Meeting to discuss voluntary program turns into shouting match at times

JACKSONVILLE, Fla. – A community meeting was held Thursday night to discuss a voluntary program allowing South Shores residents to sell their flood-prone homes at pre-Hurricane Irma values.

The meeting, which was hosted by City Councilwoman Lori Boyer and the city of Jacksonville's Emergency Preparedness Division, turned into a shouting match at times.

There was no official count on how many people attended. But after 73 homeowners got a notice to attend the meeting, twice that number and many more filled the San Marco Preservation Hall to overflowing.

RELATED: Jacksonville proposes buying out flood-prone homes in South Shores

As Boyer and Emergency Preparedness Director Steve Woodard introduced the topic, questions and concerns started pouring in before the speakers could get through their initial comments, which was frustrating to some people.

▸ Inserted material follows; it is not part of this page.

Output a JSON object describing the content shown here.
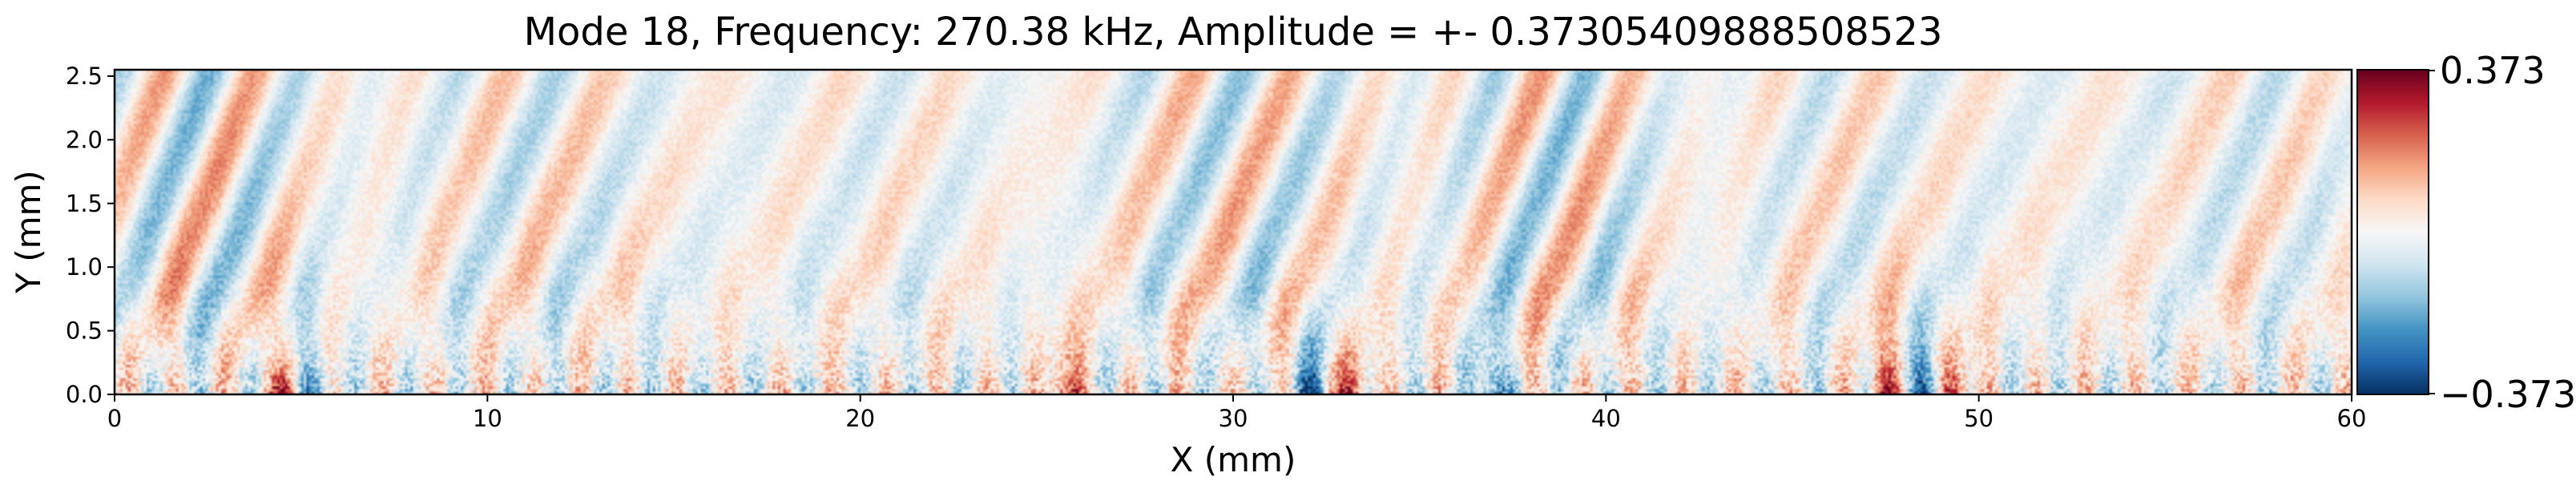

"Hopefully, they can send the notes from this meeting because personally, I couldn't understand," said Carl McCall, who lives in the South Shores neighborhood. "That's why I step back outside because maybe somebody else could hear it."

With too many people and it being too hard to hear, complaints were expressed by people who didn't have an opinion yet but just wanted more information. 

"The city's trying to do something to help people out if you've got flooding," said Wade Dennison, who owns two eligible homes in South Shores. "I'm just trying to get some information on how to apply and it doesn't look like I'm going to get there tonight."

One of the questions in the meeting: Why this community?

According to state and Federal Emergency Management Agency officials, if homes have repetitive flood loss, that's when they want to mitigate. 

VIEW: Maps of South Shores flood zones

Some of the people who live in South Shores are suspicious about the proposal, including one couple who said they don’t believe the program will be voluntary at all. 

"Just listening to them. They were all sarcastic," Courtney Green said. "It was really offensive, to be completely honest. They don't care about those homes. They're not theirs."

The program discussed comes from the state and the federal government’s Hazard Mitigation Program. Duval County would manage the program.

A state of Florida representative said any property that suffers repetitive flood damage is eligible to apply.

If someone doesn't sell a home in the program, Boyer said, as long as one home remains, no city services would be removed.